The BFKL Equation at Next-to-Leading Order and Beyond
M. Ciafaloni, D. Colferai
TL;DR
The paper addresses large next-to-leading order corrections in the BFKL equation by introducing a renormalization-group–guided ω-expansion that makes the kernel RG-consistent for a running coupling. It constructs an ω-dependent eigenvalue problem whose saddle-point solution governs the asymptotic gluon Green's function, enabling controlled partial resummations of subleading terms. By resumming scale-dependent and collinear singularities and using an effective χ(γ,ω) with χ_0^ω and χ_1^ω, the authors obtain a smoother NL truncation and a reasonably stable hard-Pomeron intercept ω_P ≈ 0.26–0.32 for moderate α_s.

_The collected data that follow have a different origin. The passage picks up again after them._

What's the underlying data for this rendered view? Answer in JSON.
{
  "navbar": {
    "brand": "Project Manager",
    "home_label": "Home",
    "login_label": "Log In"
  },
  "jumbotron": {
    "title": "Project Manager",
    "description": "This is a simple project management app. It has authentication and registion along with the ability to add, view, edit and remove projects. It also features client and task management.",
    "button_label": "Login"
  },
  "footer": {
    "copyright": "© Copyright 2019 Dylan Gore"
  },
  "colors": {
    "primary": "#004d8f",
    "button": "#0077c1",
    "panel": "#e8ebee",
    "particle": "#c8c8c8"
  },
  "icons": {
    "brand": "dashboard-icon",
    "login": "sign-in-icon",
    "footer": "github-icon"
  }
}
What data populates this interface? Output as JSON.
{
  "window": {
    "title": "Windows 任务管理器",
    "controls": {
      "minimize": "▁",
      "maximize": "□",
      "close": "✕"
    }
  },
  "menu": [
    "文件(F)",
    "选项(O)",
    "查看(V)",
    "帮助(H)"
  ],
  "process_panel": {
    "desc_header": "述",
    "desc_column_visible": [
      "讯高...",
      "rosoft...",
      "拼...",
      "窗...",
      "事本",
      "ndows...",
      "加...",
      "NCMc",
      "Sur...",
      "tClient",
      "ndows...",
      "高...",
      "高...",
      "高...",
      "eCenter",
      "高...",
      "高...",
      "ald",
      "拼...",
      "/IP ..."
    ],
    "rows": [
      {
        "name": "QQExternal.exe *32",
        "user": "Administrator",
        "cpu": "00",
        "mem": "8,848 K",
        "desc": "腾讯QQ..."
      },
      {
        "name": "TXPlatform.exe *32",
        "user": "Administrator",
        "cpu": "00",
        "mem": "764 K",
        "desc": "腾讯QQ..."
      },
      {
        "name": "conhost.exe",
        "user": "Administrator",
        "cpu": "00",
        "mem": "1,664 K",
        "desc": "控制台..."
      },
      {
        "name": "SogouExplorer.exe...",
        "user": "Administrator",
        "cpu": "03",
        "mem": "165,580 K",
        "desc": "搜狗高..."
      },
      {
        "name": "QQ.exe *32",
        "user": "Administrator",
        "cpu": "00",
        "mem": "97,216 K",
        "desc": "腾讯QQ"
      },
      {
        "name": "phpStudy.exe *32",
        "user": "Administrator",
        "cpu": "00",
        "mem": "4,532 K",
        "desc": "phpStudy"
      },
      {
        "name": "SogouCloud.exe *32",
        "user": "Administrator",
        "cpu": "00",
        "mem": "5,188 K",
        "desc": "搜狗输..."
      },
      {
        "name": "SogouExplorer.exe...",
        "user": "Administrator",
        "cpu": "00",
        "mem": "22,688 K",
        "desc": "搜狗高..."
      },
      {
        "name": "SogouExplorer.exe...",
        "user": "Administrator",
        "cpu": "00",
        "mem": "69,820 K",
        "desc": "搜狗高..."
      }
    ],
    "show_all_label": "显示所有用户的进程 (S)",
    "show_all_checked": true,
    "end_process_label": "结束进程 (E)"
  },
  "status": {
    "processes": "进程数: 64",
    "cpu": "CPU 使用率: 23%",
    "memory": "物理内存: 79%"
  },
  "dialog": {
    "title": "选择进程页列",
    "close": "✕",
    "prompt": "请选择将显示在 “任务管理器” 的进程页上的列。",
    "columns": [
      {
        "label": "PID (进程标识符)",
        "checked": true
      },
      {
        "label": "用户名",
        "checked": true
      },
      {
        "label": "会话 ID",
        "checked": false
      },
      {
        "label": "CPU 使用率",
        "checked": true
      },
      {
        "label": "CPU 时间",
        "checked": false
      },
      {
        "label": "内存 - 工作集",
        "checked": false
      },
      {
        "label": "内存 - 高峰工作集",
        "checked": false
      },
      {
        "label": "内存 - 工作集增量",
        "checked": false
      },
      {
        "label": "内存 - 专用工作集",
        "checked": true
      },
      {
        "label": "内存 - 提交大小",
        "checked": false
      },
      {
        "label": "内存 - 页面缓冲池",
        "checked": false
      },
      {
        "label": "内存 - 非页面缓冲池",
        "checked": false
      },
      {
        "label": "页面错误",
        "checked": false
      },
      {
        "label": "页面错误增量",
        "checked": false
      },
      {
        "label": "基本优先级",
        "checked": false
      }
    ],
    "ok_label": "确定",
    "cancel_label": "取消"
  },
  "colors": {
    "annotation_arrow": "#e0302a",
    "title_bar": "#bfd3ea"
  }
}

The approach reduces sensitivity to infrared regularization and provides a more reliable link between perturbative small-x dynamics and observed DIS data, guiding future phenomenology of high-energy QCD.
Abstract
On the basis of a renormalization group analysis of the kernel and of the solutions of the BFKL equation with subleading corrections, we propose and calculate a novel expansion of a properly defined effective eigenvalue function. We argue that in this formulation the collinear properties of the kernel are taken into account to all orders, and that the ensuing next-to-leading truncation provides a much more stable estimate of hard Pomeron and of resummed anomalous dimensions.